Hamburgs Schulsenatorin schafft Zentralprüfungen in den 10. Klassen am Gymnasium ab. Die Initiative gegen das Turbo-Abi sieht das als Eingeständnis.

Stress im Klassenzimmer: In Zukunft gibt es für Hamburgs Zehntklässler an den Gymnasien ein paar Prüfnungen weniger Foto: Christoph Schmidt/dpa

Hamburg taz | Mit einem überraschenden Vorstoß meldet sich Hamburgs Schulsenatorin Ksenija Bekeris (SPD) aus den Ferien zurück: Die vor 20 Jahren eingeführten zentralen Abschlussprüfungen in den 10. Klassen am Gymnasium in Deutsch, Mathematik und einer Fremdsprache fallen weg. „Wir möchten, dass die Klasse 10, in der es am Gymnasium eine besondere Verdichtung gibt, entzerrt wird“, sagte sie dem Hamburger Abendblatt.

Damit versucht die Senatorin, der Volksinitiative „G9 Hamburg – Mehr Zeit zum Lernen“ den Wind aus den Segeln zu nehmen.

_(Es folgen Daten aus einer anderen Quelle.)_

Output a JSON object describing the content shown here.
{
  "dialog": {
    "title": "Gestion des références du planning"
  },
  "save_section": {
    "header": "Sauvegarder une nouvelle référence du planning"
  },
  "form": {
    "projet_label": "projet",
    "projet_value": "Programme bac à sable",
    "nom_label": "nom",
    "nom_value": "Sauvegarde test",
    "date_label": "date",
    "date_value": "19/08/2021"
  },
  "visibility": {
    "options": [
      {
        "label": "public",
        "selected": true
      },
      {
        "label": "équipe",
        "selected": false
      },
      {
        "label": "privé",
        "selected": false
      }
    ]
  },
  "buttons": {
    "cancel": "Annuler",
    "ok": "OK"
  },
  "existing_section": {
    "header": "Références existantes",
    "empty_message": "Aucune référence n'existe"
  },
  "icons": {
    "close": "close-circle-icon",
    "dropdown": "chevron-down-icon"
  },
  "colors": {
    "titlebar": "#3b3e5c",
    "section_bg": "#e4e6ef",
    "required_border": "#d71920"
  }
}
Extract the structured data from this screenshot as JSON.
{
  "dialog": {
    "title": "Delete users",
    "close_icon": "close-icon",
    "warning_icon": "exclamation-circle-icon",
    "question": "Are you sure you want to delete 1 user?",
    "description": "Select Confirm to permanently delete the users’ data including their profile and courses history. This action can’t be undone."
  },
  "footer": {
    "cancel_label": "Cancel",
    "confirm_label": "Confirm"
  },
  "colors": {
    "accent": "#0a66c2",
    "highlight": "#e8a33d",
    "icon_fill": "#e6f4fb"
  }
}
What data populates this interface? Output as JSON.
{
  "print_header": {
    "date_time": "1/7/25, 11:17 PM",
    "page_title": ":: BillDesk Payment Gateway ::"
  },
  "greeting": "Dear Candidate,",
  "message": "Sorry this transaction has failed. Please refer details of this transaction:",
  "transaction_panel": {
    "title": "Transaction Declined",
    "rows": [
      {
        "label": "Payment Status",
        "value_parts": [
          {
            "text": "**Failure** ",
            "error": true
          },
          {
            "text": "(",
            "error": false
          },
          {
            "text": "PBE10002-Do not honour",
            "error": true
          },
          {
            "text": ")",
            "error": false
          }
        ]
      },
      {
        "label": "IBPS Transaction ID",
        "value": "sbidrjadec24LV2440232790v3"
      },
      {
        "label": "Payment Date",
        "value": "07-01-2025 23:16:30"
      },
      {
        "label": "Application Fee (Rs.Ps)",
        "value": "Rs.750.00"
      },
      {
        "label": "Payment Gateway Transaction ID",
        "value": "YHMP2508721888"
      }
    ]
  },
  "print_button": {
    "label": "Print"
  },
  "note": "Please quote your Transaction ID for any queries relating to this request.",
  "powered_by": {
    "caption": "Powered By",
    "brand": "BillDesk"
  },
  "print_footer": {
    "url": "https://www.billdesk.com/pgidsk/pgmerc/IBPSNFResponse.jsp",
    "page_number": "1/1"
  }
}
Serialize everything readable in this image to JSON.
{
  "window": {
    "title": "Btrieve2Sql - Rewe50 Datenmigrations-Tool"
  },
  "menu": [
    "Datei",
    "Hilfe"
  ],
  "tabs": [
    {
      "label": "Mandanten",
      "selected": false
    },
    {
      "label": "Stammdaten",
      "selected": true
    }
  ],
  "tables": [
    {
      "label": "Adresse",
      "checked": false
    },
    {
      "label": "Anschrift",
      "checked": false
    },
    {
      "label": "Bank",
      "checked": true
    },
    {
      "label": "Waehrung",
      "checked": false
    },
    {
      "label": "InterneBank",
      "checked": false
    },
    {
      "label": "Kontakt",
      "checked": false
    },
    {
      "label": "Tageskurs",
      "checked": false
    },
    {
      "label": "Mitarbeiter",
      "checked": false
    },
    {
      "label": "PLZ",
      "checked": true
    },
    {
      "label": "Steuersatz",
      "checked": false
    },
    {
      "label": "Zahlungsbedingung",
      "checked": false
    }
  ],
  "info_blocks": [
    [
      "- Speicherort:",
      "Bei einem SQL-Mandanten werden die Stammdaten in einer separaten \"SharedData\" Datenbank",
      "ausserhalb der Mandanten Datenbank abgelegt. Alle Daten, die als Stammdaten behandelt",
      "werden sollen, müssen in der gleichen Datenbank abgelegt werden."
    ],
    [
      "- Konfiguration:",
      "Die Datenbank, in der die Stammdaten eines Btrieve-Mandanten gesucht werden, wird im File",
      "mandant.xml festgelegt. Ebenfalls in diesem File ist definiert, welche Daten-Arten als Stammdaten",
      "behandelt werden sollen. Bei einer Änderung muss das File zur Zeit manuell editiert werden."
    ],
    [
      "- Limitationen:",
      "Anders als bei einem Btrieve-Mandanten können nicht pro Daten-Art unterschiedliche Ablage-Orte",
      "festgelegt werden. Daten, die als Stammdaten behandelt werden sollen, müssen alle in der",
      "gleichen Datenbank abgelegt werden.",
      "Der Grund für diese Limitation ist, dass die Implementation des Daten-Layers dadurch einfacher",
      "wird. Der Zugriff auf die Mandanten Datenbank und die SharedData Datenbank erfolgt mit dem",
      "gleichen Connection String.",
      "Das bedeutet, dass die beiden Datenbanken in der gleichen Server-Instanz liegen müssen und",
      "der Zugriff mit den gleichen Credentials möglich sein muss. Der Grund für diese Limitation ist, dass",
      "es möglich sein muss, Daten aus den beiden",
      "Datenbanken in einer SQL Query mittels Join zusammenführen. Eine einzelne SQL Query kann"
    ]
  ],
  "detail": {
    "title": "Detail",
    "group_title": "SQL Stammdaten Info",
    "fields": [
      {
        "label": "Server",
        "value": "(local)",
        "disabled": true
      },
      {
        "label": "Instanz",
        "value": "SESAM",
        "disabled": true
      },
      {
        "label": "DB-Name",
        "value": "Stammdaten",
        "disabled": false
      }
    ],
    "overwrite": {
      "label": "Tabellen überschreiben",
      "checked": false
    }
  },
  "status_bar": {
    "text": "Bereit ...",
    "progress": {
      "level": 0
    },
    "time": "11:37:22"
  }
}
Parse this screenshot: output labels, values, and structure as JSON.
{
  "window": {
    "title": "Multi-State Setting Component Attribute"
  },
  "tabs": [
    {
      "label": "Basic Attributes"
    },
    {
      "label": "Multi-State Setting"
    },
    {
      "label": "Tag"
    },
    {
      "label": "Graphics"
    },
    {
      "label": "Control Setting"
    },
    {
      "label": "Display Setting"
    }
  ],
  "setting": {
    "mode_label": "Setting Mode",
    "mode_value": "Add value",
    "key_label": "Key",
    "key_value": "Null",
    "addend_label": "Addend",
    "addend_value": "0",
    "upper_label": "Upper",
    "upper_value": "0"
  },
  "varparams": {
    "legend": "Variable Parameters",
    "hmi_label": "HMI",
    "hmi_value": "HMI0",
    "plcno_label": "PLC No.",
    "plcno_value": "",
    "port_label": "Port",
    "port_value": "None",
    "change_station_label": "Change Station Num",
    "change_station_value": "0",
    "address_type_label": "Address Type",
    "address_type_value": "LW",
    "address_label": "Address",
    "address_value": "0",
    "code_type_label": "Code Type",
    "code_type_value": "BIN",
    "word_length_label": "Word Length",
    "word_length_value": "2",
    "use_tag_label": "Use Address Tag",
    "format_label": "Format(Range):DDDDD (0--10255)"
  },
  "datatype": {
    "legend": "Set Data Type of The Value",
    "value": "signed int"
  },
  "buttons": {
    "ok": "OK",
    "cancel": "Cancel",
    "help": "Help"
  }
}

Die aus Eltern bestehende Initiative möchte, dass Hamburgs Gymnasien vom achtjährigen Turbo-Abitur zum neunjährigen Gymnasium (G9) zurückkehren. Sie steht in den Startlöchern für ein Volksbegehren, dem zweiten Schritt auf dem Weg zu einem Volksentscheid: Am 10. September beginnt die dreiwöchige Sammelphase für die nötigen 66.000 Unterschriften. Damit rückt das Thema, und das besorgt die Senatorin, in das letzte Halbjahr vor der Hamburg-Wahl, das „von parteipolitischer Profilierung geprägt“ sei.

Eine Rückkehr zu G9 an Hamburgs Gymnasien, so die Befürchtung, würde die Stadtteilschulen schwächen, die bereits das neunjährige Abitur anbieten, und zugleich Schulform für alle Kinder und Abschlüsse sind. Deswegen einigten sich 2019 SPD, Grüne, CDU und FDP im „Schulfrieden“ auf den Erhalt des achtjährigen Gymnasiums (G8).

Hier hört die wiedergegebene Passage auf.